Oh, I think it would be perfectly acceptable to say something like that at work, yes, and indeed most people are quite professional (and, more to the point, afraid of being sued). My point was more that, for example, I tend to spend the majority of my time at work (and often travel during extended periods of time with work colleagues) so by default I tend to 'hang out' with people whose values can be - and most often are - completely different than mine. I supposed I could make a conscious choice to seek other, more edifying company outside of work hours but honestly for an introvert like me it can be exhausting, so I default to work colleagues. And I imagine this may very well be the plight of other Seraphic readers. It's not necessarily that I 'choose' to hang out with these people, it just happens.

Sheila said...

I think it is much better to say that you don't believe in sex before marriage or that you aren't sexually active than to say straight out that you're a virgin.

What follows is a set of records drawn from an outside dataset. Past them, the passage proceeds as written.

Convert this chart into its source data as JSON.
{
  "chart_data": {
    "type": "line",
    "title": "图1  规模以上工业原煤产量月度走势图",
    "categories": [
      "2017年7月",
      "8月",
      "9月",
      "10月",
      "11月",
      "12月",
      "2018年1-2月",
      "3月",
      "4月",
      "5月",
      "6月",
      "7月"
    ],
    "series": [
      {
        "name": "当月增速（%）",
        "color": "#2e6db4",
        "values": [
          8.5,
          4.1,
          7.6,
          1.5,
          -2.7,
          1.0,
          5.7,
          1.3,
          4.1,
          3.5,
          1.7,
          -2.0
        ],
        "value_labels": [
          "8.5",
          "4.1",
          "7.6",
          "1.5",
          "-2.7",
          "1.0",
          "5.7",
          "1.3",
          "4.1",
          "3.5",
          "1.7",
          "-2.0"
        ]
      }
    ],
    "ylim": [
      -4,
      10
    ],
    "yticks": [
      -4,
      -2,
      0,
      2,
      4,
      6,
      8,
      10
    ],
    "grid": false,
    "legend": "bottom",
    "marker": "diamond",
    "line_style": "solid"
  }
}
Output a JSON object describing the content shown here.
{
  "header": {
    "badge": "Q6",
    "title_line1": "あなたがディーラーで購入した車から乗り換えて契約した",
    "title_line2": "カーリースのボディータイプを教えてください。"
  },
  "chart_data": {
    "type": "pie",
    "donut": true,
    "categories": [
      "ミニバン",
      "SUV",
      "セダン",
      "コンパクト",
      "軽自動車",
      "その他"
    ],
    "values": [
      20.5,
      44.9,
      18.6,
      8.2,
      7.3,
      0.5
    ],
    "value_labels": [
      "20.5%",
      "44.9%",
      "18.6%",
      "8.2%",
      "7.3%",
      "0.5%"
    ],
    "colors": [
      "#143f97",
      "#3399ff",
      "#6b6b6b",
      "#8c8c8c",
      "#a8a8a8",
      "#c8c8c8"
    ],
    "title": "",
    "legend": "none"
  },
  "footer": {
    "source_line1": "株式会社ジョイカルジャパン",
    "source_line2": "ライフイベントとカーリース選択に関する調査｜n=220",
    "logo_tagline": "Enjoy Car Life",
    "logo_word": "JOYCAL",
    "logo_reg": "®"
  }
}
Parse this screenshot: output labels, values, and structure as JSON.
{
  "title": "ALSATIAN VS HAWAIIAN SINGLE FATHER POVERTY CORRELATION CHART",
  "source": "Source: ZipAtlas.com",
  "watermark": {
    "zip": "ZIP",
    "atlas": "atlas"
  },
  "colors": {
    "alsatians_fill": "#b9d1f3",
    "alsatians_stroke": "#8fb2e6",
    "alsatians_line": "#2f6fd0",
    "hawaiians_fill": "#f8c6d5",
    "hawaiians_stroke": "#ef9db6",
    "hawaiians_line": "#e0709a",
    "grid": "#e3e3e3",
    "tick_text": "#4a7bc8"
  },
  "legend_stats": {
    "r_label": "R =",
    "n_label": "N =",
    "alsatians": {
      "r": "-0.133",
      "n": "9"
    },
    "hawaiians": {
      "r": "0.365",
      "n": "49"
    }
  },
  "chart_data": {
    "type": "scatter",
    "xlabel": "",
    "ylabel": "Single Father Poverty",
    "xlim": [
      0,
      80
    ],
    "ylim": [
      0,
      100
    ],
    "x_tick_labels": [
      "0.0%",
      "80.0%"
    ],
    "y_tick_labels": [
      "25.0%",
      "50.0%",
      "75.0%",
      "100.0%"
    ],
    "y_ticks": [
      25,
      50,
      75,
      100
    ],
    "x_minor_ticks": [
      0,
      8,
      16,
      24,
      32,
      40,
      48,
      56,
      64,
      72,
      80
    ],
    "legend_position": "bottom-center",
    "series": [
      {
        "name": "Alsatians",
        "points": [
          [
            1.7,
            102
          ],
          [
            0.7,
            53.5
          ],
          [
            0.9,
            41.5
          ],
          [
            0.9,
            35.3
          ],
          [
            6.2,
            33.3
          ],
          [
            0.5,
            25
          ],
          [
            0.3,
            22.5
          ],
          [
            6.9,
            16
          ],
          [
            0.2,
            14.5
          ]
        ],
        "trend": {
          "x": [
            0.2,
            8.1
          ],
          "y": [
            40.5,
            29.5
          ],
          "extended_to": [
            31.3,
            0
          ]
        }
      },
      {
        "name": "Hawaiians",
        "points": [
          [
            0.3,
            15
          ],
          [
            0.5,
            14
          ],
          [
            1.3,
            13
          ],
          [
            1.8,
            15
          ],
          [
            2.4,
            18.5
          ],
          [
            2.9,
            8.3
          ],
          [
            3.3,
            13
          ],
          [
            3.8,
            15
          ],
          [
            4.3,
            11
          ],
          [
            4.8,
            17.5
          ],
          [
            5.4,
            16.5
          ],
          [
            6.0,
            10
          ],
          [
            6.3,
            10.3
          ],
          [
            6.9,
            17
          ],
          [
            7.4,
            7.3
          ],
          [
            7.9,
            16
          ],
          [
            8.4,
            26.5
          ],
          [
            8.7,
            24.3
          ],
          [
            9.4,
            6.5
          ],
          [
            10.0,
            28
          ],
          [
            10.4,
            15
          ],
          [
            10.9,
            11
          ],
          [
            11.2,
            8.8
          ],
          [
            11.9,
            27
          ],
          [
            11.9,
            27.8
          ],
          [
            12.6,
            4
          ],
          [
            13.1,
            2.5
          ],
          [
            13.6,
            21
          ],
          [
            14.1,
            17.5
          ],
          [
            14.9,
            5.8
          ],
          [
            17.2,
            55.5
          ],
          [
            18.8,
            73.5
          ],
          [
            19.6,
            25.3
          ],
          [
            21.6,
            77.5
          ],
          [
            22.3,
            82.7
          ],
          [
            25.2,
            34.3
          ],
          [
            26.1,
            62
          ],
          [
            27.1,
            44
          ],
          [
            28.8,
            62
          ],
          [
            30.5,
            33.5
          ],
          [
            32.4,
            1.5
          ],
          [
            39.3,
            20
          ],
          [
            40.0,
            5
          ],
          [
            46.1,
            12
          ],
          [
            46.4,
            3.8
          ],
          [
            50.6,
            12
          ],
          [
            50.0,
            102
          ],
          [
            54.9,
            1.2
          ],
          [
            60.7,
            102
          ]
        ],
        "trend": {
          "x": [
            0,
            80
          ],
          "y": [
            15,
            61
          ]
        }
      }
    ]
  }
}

There's more of a fetishizing of virgins.

But really, when it comes to being a witness to chastity, I think the best course is to leave it to us old married ladies. It's not at all dangerous for me to say "my husband and I waited till marriage" now that I do have a husband. When you are still in that rather vulnerable state of having no one to stick up for you, it might be better to leave the subject alone.

Meredith said...

Regarding Pap smears - since we're talking about them - I just had one for the first time yesterday and it wasn't bad at all. A little awkward, but not painful. I guess the experience varies from woman to woman and doctor to doctor, but in my case I expected it to be much more traumatic than it was.

Gregaria said...

As far as inappropriate comments at work, people don't seem to be afraid of sexual harassment anymore. I have friends who endure a constant stream of po*nographic comments and dialogue from older, crass, men at work who are, obviously, very troubled. When I suggested they go to HR, they said there was no use. I think there was some real fear of retaliation. In work environments like factories and other places of manual labor where the majority of employees are older men, there are virtually no moral standards.